Enzo Ceccotti entra in contatto con una sostanza radioattiva. A causa di un incidente scopre di avere un forza sovraumana. Ombroso, introverso e chiuso in se stesso, Enzo accoglie il dono dei nuovi poteri come una benedizione per la sua carriera di delinquente. Tutto cambia quando incontra Alessia, convinta che lui sia l’eroe del famoso cartone animato giapponese Jeeg Robot d'acciaio.
Lo chiamavano Jeeg Robot è un film di genere, ma di che genere si tratta? Uno tutto nuovo, nato dalla stratificazione e sedimentazione dei precedenti. Ecco allora che i dogmi del genere supereroistico a stelle e strisce vengono tutti a galla nello sviluppo della trama, e maneggiati con la sapienza ortodossa del fan di lunga data. Abbiamo il protagonista disagiato che riceve dei superpoteri in maniera del tutto casuale, che all’inizio non sa cosa farne e prova a sfruttarli per guadagnarci, un’evoluzione che ricorda molto quella dello Spiderman di Stan Lee. Abbiamo poi un villain sopra le righe, un eccentrico schizoide che si nutre solo di fama e potere, e che nel corso del film finisce pure sfigurato. Qui i rimandi sono tutti per il Joker, l’acerrimo antagonista di Batman.
Ma non siamo di fronte a una mera emulazione di Hollywood. Sia all’interno del titolo (che per alcuni è stato anche fuorviante), sia nel corso delle scene, la citazione-manga è importante e decisiva. E non è un caso che tra i tanti eroi animati che hanno segnato Mainetti (nonché il sottoscritto) sia stato scelto proprio Hiroshi Shiba, colui che, “cuore e acciaio”, può diventare Jeeg. All’interno dell’universo Nagaiano è forse quello che meglio interpreta l’identificazione tra uomo e robot, proprio perché egli stesso è parte integrante e necessaria alla costituzione di Jeeg Robot. Hiroshi è stato trasformato dal padre in un cyborg a sua insaputa, e inizialmente rifiuta il ruolo di eroe che gli è stato assegnato, proprio come l’Enzo Ceccotti del film, che continua a rubare, mangiare yogurt e guardare porno come faceva prima. Il tema del sacrificio, che permea gran parte dell’animazione giapponese, diviene trainante nella seconda parte della pellicola, quella in cui il protagonista accetta di essere Hiroshi, non soltanto agli occhi di Alessia, la giovane vicina di casa che passa le sue giornate ad assistere alle battaglie in DVD tra Jeeg e la regina Himica.
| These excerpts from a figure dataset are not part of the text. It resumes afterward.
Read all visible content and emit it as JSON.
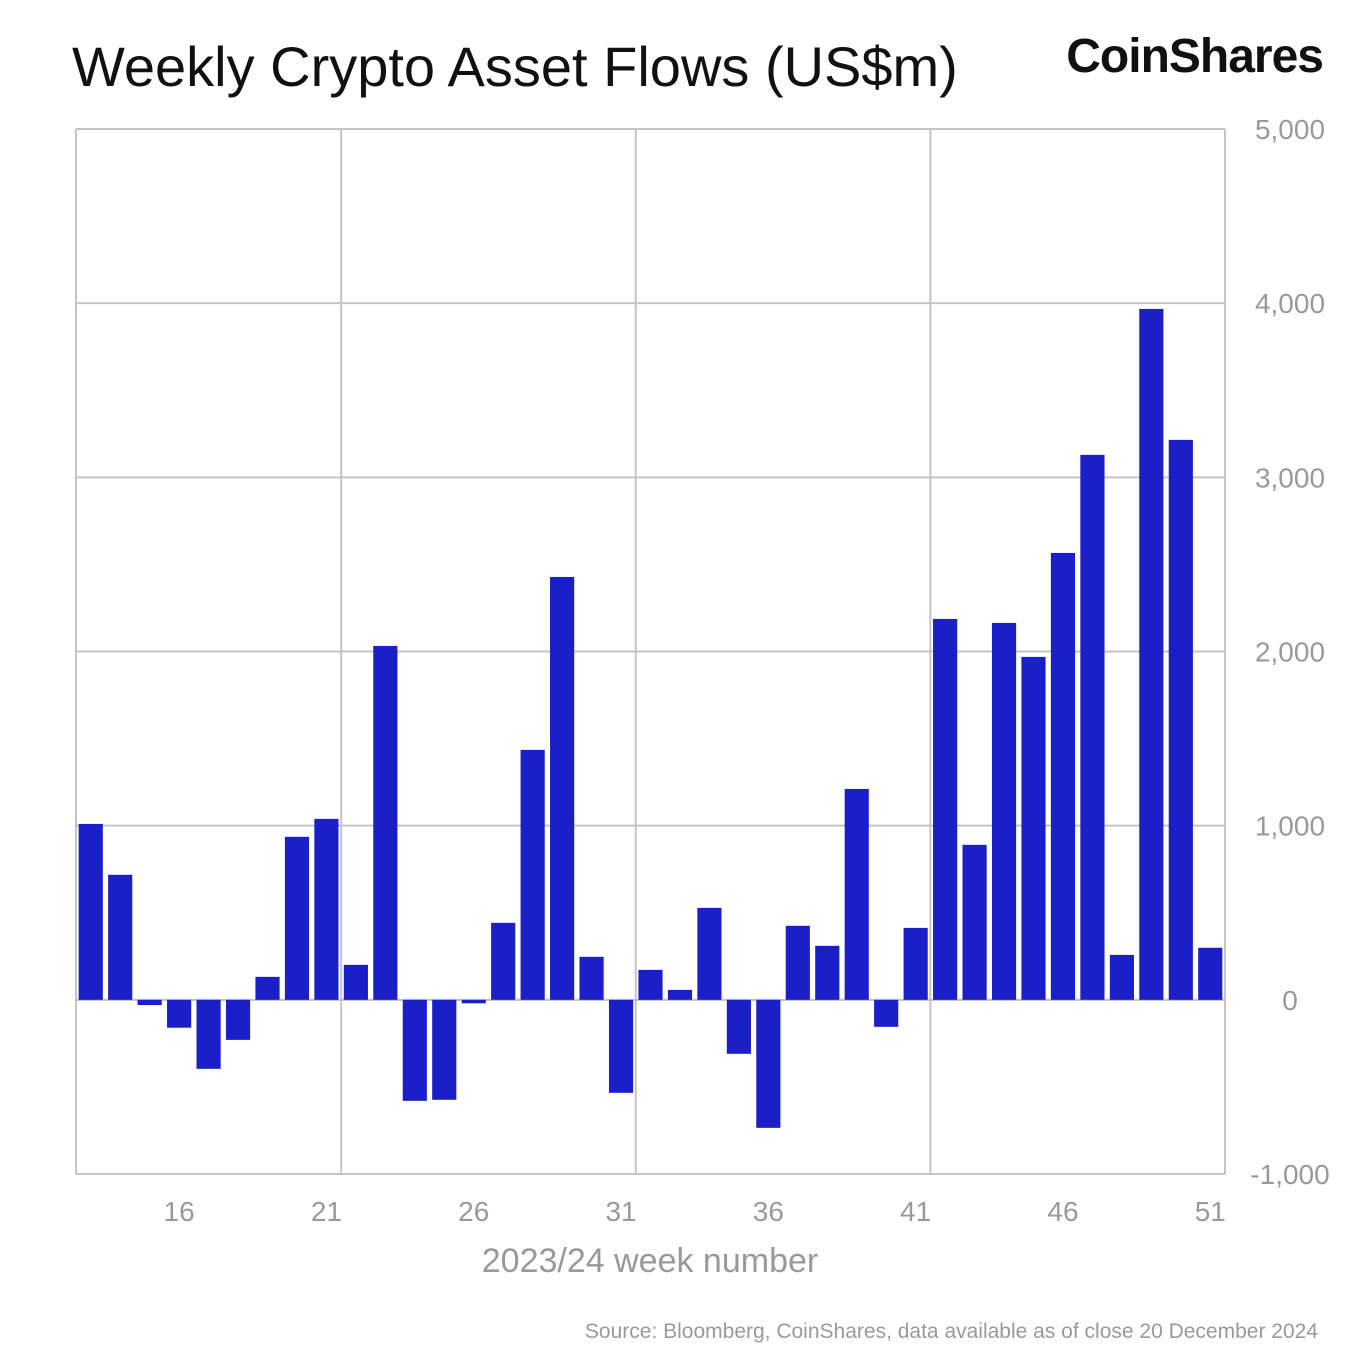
{
  "chart_data": {
    "type": "bar",
    "title": "Weekly Crypto Asset Flows (US$m)",
    "logo": "CoinShares",
    "xlabel": "2023/24 week number",
    "ylabel": "",
    "source": "Source: Bloomberg, CoinShares, data available as of close 20 December 2024",
    "x": [
      13,
      14,
      15,
      16,
      17,
      18,
      19,
      20,
      21,
      22,
      23,
      24,
      25,
      26,
      27,
      28,
      29,
      30,
      31,
      32,
      33,
      34,
      35,
      36,
      37,
      38,
      39,
      40,
      41,
      42,
      43,
      44,
      45,
      46,
      47,
      48,
      49,
      50,
      51
    ],
    "values": [
      1010,
      718,
      -30,
      -160,
      -396,
      -230,
      132,
      936,
      1039,
      201,
      2032,
      -580,
      -574,
      -20,
      442,
      1435,
      2428,
      247,
      -534,
      172,
      57,
      528,
      -310,
      -735,
      425,
      310,
      1211,
      -155,
      413,
      2187,
      890,
      2164,
      1969,
      2566,
      3129,
      258,
      3967,
      3215,
      299
    ],
    "xticks": [
      16,
      21,
      26,
      31,
      36,
      41,
      46,
      51
    ],
    "yticks": [
      -1000,
      0,
      1000,
      2000,
      3000,
      4000,
      5000
    ],
    "ytick_labels": [
      "-1,000",
      "0",
      "1,000",
      "2,000",
      "3,000",
      "4,000",
      "5,000"
    ],
    "xlim": [
      12.5,
      51.5
    ],
    "ylim": [
      -1000,
      5000
    ],
    "y_axis_position": "right",
    "grid": true,
    "bar_color": "#1a1fc8",
    "grid_color": "#c4c4c4"
  }
}
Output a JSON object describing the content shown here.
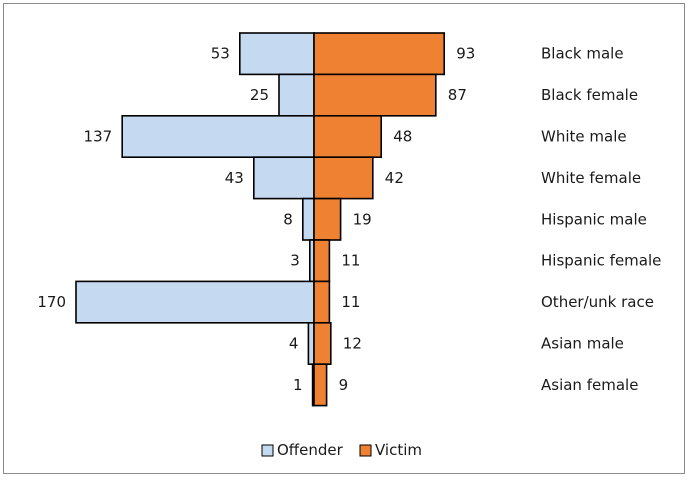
{
  "chart_data": {
    "type": "bar",
    "orientation": "horizontal-diverging",
    "categories": [
      "Black male",
      "Black female",
      "White male",
      "White female",
      "Hispanic male",
      "Hispanic female",
      "Other/unk race",
      "Asian male",
      "Asian female"
    ],
    "series": [
      {
        "name": "Offender",
        "values": [
          53,
          25,
          137,
          43,
          8,
          3,
          170,
          4,
          1
        ],
        "color": "#c5daf0",
        "side": "left"
      },
      {
        "name": "Victim",
        "values": [
          93,
          87,
          48,
          42,
          19,
          11,
          11,
          12,
          9
        ],
        "color": "#ef8132",
        "side": "right"
      }
    ],
    "legend": "bottom-center",
    "grid": false,
    "title": "",
    "xlabel": "",
    "ylabel": ""
  }
}
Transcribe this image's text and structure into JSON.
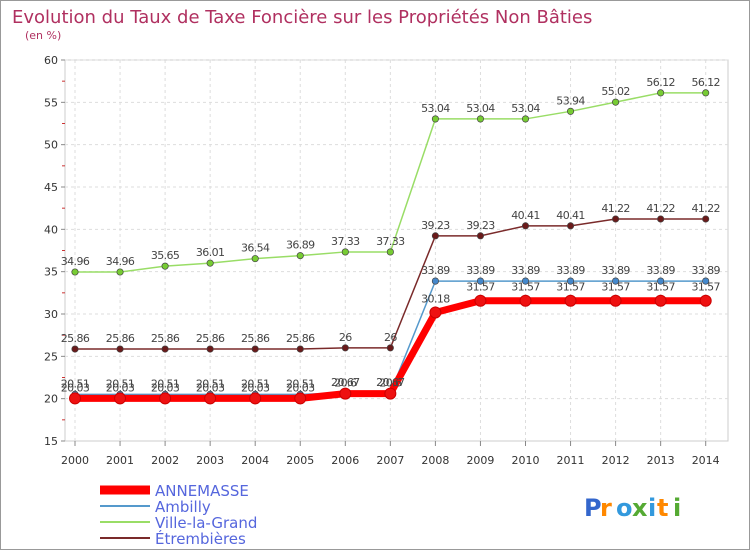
{
  "chart_data": {
    "type": "line",
    "title": "Evolution du Taux de Taxe Foncière sur les Propriétés Non Bâties",
    "unit_label": "(en %)",
    "x": [
      "2000",
      "2001",
      "2002",
      "2003",
      "2004",
      "2005",
      "2006",
      "2007",
      "2008",
      "2009",
      "2010",
      "2011",
      "2012",
      "2013",
      "2014"
    ],
    "ylim": [
      15,
      60
    ],
    "yticks": [
      15,
      20,
      25,
      30,
      35,
      40,
      45,
      50,
      55,
      60
    ],
    "grid": true,
    "series": [
      {
        "name": "Ville-la-Grand",
        "color": "#99dd66",
        "point_color": "#77cc33",
        "values": [
          34.96,
          34.96,
          35.65,
          36.01,
          36.54,
          36.89,
          37.33,
          37.33,
          53.04,
          53.04,
          53.04,
          53.94,
          55.02,
          56.12,
          56.12
        ],
        "labels": [
          "34.96",
          "34.96",
          "35.65",
          "36.01",
          "36.54",
          "36.89",
          "37.33",
          "37.33",
          "53.04",
          "53.04",
          "53.04",
          "53.94",
          "55.02",
          "56.12",
          "56.12"
        ]
      },
      {
        "name": "Étrembières",
        "color": "#7a2a2a",
        "point_color": "#6a1a1a",
        "values": [
          25.86,
          25.86,
          25.86,
          25.86,
          25.86,
          25.86,
          26,
          26,
          39.23,
          39.23,
          40.41,
          40.41,
          41.22,
          41.22,
          41.22
        ],
        "labels": [
          "25.86",
          "25.86",
          "25.86",
          "25.86",
          "25.86",
          "25.86",
          "26",
          "26",
          "39.23",
          "39.23",
          "40.41",
          "40.41",
          "41.22",
          "41.22",
          "41.22"
        ]
      },
      {
        "name": "Ambilly",
        "color": "#5599cc",
        "point_color": "#4488cc",
        "values": [
          20.51,
          20.51,
          20.51,
          20.51,
          20.51,
          20.51,
          20.67,
          20.67,
          33.89,
          33.89,
          33.89,
          33.89,
          33.89,
          33.89,
          33.89
        ],
        "labels": [
          "20.51",
          "20.51",
          "20.51",
          "20.51",
          "20.51",
          "20.51",
          "20.67",
          "20.67",
          "33.89",
          "33.89",
          "33.89",
          "33.89",
          "33.89",
          "33.89",
          "33.89"
        ]
      },
      {
        "name": "ANNEMASSE",
        "color": "#ff0000",
        "point_color": "#ee1111",
        "values": [
          20.03,
          20.03,
          20.03,
          20.03,
          20.03,
          20.03,
          20.6,
          20.6,
          30.18,
          31.57,
          31.57,
          31.57,
          31.57,
          31.57,
          31.57
        ],
        "labels": [
          "20.03",
          "20.03",
          "20.03",
          "20.03",
          "20.03",
          "20.03",
          "20.6",
          "20.6",
          "30.18",
          "31.57",
          "31.57",
          "31.57",
          "31.57",
          "31.57",
          "31.57"
        ]
      }
    ],
    "legend": [
      "ANNEMASSE",
      "Ambilly",
      "Ville-la-Grand",
      "Étrembières"
    ]
  },
  "branding": {
    "logo_text": "Proxiti"
  }
}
Gli ingredienti tematici sono questi, e la declinazione romana fa il resto. Mainetti pesca nell’attualità (Mafia Capitale, il pericolo attentati) e lo fa aiutandosi con un immaginario cinematografico già lastricato da opere come Romanzo Criminale, Gomorra e Suburra. Lo spettatore non può essere stupito di vedere Roma raccontata in questa maniera, né dell’ambientazione di Torbellamonaca o del dialetto romanesco. La sapienza del regista è nel dosare questi accenni di realismo all’interno di un contesto votato all’intrattenimento puro, con punte d’ironia e dramma immersi nel grottesco. Il cattivone con un passato da corista a Buona Domenica che canta Un’emozione da poco al karaoke o che compie una mattanza riprendendosi con il cellulare è esemplare della ricerca stilistica di un’anormale normalità.
Sia chiaro, Lo chiamavano Jeeg Robot ha tutto per essere un caso e per restare un fulmine a ciel sereno. I cinque anni che sono stati necessari a Mainetti per produrlo sono un avvertimento per chi cerca di proporre alternative in un mercato che prevede soltanto film d’autore e commedie.
Lo chiamavano Jeeg Robot
Il Verdetto
Gabriele Mainetti realizza un film di genere supereroistico riuscendo a dosare gli accenni di realismo all’interno di un contesto votato all’intrattenimento puro, con punte d’ironia e dramma immersi nel grottesco.